この後、重治せんせいのところに行って、それから翔太くんのところへ行くので、使いたい時に使いなさいと言われました」
「…どうしてさっき使ったんだい?」
「みんなが幸せになるために、“命”の力は使うものですから」
「ああ…そうだね」少し悲し気に笑う誠。
「あのおじさんは確か…えーと…」腕組みする紗由。「“結論ありき”というので来た人です!」
「まあ、そうだろうね」苦笑する誠。
「だから、おばあさまが、こちらで結論を決めてあげることにしました」
「なるほど」笑いだす誠。
「困ったことは伊勢の、へんな人たちのせいにしちゃいましょうって言ってました」
「そんなことして大丈夫なのかい?」目を丸くする誠。
「私を誰だと思っているのかしら?」
「は、はい。申し訳ありません」
華織の真似をする紗由に、思わず敬語になる誠。
「と、おばあさまが言ってます。おばあさまは、もう“命”さまではないから、関係ないもんて」
「でも、風馬さんは“命”だよねえ…」
「だいじょうぶです。澪ちゃんと華音ちゃんがついてます!」
自信満々な紗由の笑顔に、誠は思った。
信じる者が強い、そういうことなのだなと。
一条家の人間は、伊勢との関係、京都勢との関係を常に気にしつつ過ごして来た。
だが、西園寺の人間は違う。
自分の感性に従って、自分の正しいことをする。
相手がどんなに偉い立場であろうが関係ない。
そういう気構えが、彼女の年齢から身についているのだ。
しかも、相手と戦うのではなく、皆の幸せを願いながら行動する。
「誠おにいさん…今、紗由が言ったこと、おぼえていてくださいね」
「え?」
「紗由は、今だけおぼえているんですけど、凛くんや、黄龍さまや、青龍さまに起こったこと、清流旅館のお祭が済んだら、忘れることになってます」
「え?」重ねて尋ねる誠。
「紗由は、みんな、みんな大好きです」
紗由の微笑みに、誠の頬を涙が伝う。
そして、その様子を見つめていた黄龍は、自分のウロコを一枚はがすと、紗由の胸に入れた。
* * *
重治の葬儀は身内だけでという通達があり、清流旅館の人間も、その前にご焼香とあいさつに伺い、早々に帰ってきていた。

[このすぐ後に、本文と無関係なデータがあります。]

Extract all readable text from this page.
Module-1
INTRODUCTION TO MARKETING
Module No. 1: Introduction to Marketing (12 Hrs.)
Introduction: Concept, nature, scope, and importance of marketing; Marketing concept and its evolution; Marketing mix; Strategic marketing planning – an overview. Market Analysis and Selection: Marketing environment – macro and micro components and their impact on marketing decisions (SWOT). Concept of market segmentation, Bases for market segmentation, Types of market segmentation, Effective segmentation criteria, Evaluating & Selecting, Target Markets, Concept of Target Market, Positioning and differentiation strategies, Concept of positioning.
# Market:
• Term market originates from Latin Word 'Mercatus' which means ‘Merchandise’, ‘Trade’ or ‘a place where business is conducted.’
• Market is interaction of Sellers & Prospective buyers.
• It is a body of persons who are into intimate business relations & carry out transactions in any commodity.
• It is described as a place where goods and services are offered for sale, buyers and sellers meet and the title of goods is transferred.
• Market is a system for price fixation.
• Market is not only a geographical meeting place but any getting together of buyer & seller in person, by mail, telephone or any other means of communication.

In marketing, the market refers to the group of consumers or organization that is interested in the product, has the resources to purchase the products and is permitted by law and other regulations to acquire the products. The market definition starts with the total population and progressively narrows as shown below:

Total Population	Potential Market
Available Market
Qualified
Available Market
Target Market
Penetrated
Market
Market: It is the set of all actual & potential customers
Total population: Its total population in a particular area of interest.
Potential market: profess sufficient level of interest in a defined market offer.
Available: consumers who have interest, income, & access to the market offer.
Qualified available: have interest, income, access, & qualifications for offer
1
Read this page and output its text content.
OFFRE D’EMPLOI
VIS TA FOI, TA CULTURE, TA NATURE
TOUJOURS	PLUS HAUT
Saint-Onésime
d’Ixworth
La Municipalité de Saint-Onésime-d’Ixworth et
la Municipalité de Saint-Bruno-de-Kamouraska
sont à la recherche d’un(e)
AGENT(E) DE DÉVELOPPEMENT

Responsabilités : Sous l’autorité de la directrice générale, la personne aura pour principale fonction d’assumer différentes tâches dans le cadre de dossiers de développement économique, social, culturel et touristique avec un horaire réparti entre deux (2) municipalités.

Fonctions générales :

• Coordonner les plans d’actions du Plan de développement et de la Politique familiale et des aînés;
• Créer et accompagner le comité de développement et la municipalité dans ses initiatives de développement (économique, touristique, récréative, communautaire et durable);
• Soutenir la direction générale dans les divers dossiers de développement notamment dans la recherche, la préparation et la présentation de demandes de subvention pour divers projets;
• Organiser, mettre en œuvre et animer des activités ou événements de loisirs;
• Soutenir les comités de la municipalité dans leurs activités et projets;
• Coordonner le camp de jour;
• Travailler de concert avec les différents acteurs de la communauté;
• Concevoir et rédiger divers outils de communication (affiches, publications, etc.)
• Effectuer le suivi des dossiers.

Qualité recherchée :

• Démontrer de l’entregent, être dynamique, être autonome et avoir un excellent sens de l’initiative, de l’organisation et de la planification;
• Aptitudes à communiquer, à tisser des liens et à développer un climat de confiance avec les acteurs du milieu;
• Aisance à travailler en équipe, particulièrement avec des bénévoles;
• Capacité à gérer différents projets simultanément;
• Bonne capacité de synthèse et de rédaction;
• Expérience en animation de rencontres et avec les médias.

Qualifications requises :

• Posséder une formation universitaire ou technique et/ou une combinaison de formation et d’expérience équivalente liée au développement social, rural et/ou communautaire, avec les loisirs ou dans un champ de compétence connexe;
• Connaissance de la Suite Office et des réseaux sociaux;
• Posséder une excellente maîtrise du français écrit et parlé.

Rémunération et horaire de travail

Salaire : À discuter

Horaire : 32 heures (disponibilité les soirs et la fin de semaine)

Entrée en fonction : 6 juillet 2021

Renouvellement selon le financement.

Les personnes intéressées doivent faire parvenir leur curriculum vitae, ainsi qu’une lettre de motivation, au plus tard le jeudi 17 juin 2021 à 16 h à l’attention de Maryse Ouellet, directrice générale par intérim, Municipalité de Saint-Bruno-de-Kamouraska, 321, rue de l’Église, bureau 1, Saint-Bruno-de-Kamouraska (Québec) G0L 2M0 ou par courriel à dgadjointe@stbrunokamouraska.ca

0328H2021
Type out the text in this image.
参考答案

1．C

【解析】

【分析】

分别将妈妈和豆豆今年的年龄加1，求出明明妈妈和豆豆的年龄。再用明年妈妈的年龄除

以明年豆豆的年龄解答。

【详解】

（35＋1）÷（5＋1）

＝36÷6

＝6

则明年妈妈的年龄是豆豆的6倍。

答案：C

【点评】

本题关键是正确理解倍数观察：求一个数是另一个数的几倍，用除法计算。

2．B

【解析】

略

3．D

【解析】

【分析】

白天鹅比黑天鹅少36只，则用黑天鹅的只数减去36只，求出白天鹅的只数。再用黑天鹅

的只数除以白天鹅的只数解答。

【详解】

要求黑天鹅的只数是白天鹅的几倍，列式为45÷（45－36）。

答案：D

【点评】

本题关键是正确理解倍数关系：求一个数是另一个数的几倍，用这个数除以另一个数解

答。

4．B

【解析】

そしてその後は、赤子流怒大祭の前ということもあり、清流の人間は、それぞれに支度に追われていた。
庭の池の前に祭壇をしつらえ、そこに養命酒一ダースをお供えする翔太。
その後、富士山本宮浅間大社「湧玉池」で頂いて来た御霊水のボトルをお供えする。
「はよう、お身体がよくなりますように」
真剣に願う翔太の耳に、ヘリコプターのホバリング音と、車の音が響いた。
「ん?」
正門から入ってくる大型トラック。重機を積んでいる。
「なんや!」
そして、大きくなるホバリング音に、空を見上げると、翔太に向かい、大きく手を振る紗由の姿が目に入った。